Rev. Dr Amelia Koh-Butler reports from the World Methodist Council Meeting in Seoul 2018.
A year ago, in Rome, the Steering Committee wondered if it would be safe enough to visit Seoul for the World Methodist Council meeting this year. We prayed for peace in the midst of daily reports of nuclear arms developments and escalating tensions in the region. Less than four weeks ago, I headed to Seoul to find a nation hanging street-signs in anticipation of the border re-opening. Peace is not achieved, but there is tangible hope now, where there had been none.
Here is a Reconciliation Song written in Korean and English that helps us celebrate.
The World Methodist Council consists of up to 300 delegates from nations all around the world. Wesleyan, Methodist, United and Uniting Churches participate in the Council and its 5-yearly Conference - the next one will be in Sweden in 2021. The Methodist Church is considered to be the fourth largest Christian denomination in the world.
Let me go back to Rome for a moment. I was at my first meeting and, having spent the last 25 years in UCA meetings using Consensus, I was shocked to see the behaviour of people in a debate-style meeting. Thankfully, in Seoul, we had decided to invite former UCA-Gen Sec, Terence Corkin, and Julia Wallace, previously from the United Methodist Church, USA, to help us with ‘Making (Church)Decisions’. They were great.
Read more about the introduction of Consensus.
The other UCA presence involved Rev Keven Dobson from Victoria and myself. We both serve on the Worship and Liturgy Committee. I am the Convenor. This meant we had some key responsibilities involving worship. The challenge is pretty intense as we have to try to be inclusive in a complex environment with untold layers of politics and culture... all in a foreign environment.
Nevertheless, God was worshipped and glorified. We celebrated in song, dance, drumming, words and actions. In particular, we became aware of key peace development projects and ways of assisting with refugee circumstances, particularly those crossing the Mediterranean through Italy.

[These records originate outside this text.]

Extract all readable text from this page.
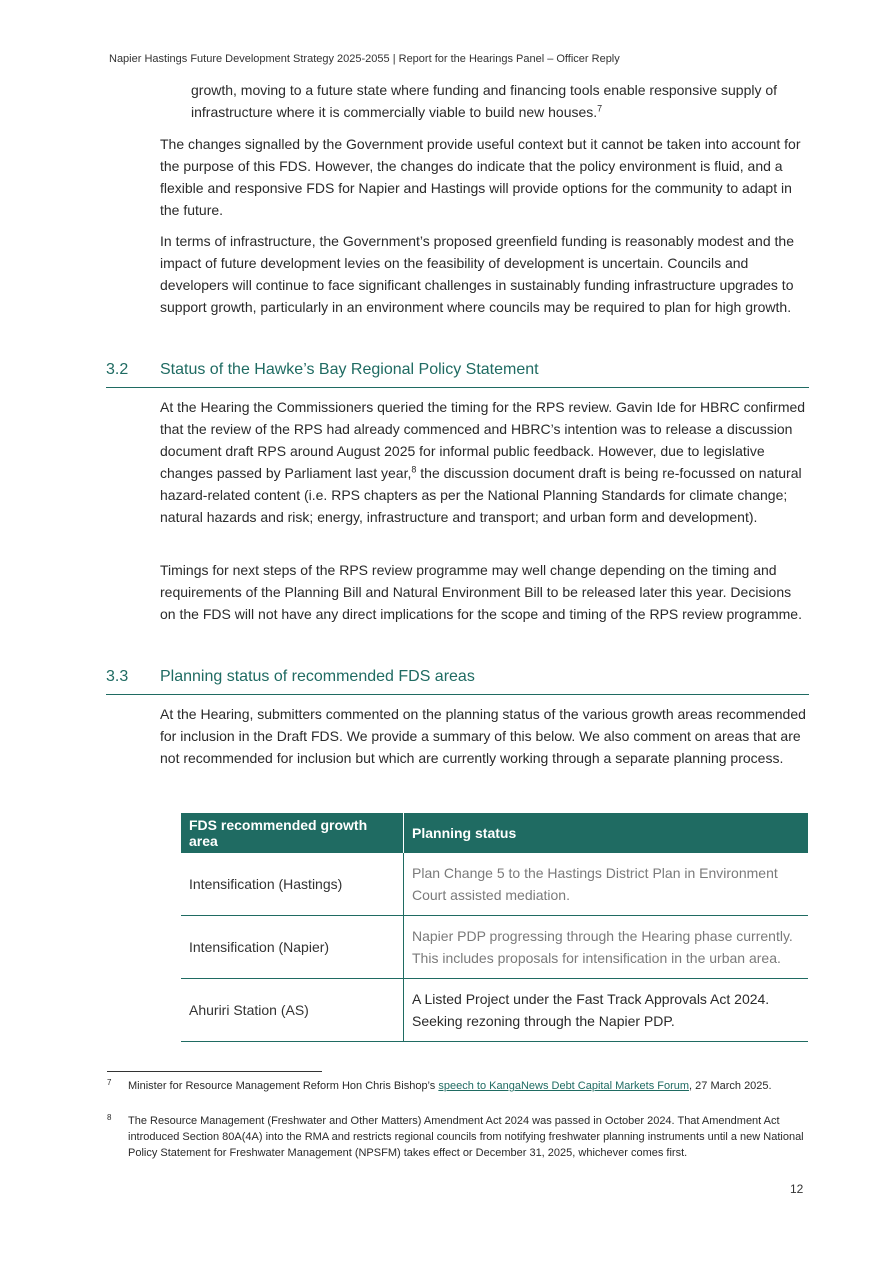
Napier Hastings Future Development Strategy 2025-2055 | Report for the Hearings Panel – Officer Reply

growth, moving to a future state where funding and financing tools enable responsive supply of infrastructure where it is commercially viable to build new houses.$^7$

The changes signalled by the Government provide useful context but it cannot be taken into account for the purpose of this FDS. However, the changes do indicate that the policy environment is fluid, and a flexible and responsive FDS for Napier and Hastings will provide options for the community to adapt in the future.

In terms of infrastructure, the Government’s proposed greenfield funding is reasonably modest and the impact of future development levies on the feasibility of development is uncertain. Councils and developers will continue to face significant challenges in sustainably funding infrastructure upgrades to support growth, particularly in an environment where councils may be required to plan for high growth.

3.2 Status of the Hawke’s Bay Regional Policy Statement

At the Hearing the Commissioners queried the timing for the RPS review. Gavin Ide for HBRC confirmed that the review of the RPS had already commenced and HBRC’s intention was to release a discussion document draft RPS around August 2025 for informal public feedback. However, due to legislative changes passed by Parliament last year,$^8$ the discussion document draft is being re-focussed on natural hazard-related content (i.e. RPS chapters as per the National Planning Standards for climate change; natural hazards and risk; energy, infrastructure and transport; and urban form and development).

Timings for next steps of the RPS review programme may well change depending on the timing and requirements of the Planning Bill and Natural Environment Bill to be released later this year. Decisions on the FDS will not have any direct implications for the scope and timing of the RPS review programme.

3.3 Planning status of recommended FDS areas

At the Hearing, submitters commented on the planning status of the various growth areas recommended for inclusion in the Draft FDS. We provide a summary of this below. We also comment on areas that are not recommended for inclusion but which are currently working through a separate planning process.

FDS recommended growth area	Planning status
Intensification (Hastings)	Plan Change 5 to the Hastings District Plan in Environment Court assisted mediation.
Intensification (Napier)	Napier PDP progressing through the Hearing phase currently. This includes proposals for intensification in the urban area.
Ahuriri Station (AS)	A Listed Project under the Fast Track Approvals Act 2024. Seeking rezoning through the Napier PDP.
7 Minister for Resource Management Reform Hon Chris Bishop’s speech to KangaNews Debt Capital Markets Forum, 27 March 2025.
8 The Resource Management (Freshwater and Other Matters) Amendment Act 2024 was passed in October 2024. That Amendment Act introduced Section 80A(4A) into the RMA and restricts regional councils from notifying freshwater planning instruments until a new National Policy Statement for Freshwater Management (NPSFM) takes effect or December 31, 2025, whichever comes first.
12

With churches from such diverse places, sharing common roots in Methodism, it was surprising to me just how important our ecumenical experience is. In ecumenical dialogues and even within the Council, our Uniting techniques of holding together around Jesus Christ, despite our differences, is a gift to the world. We have game. We need to think about how to use it in places for the benefit of the wider world Church.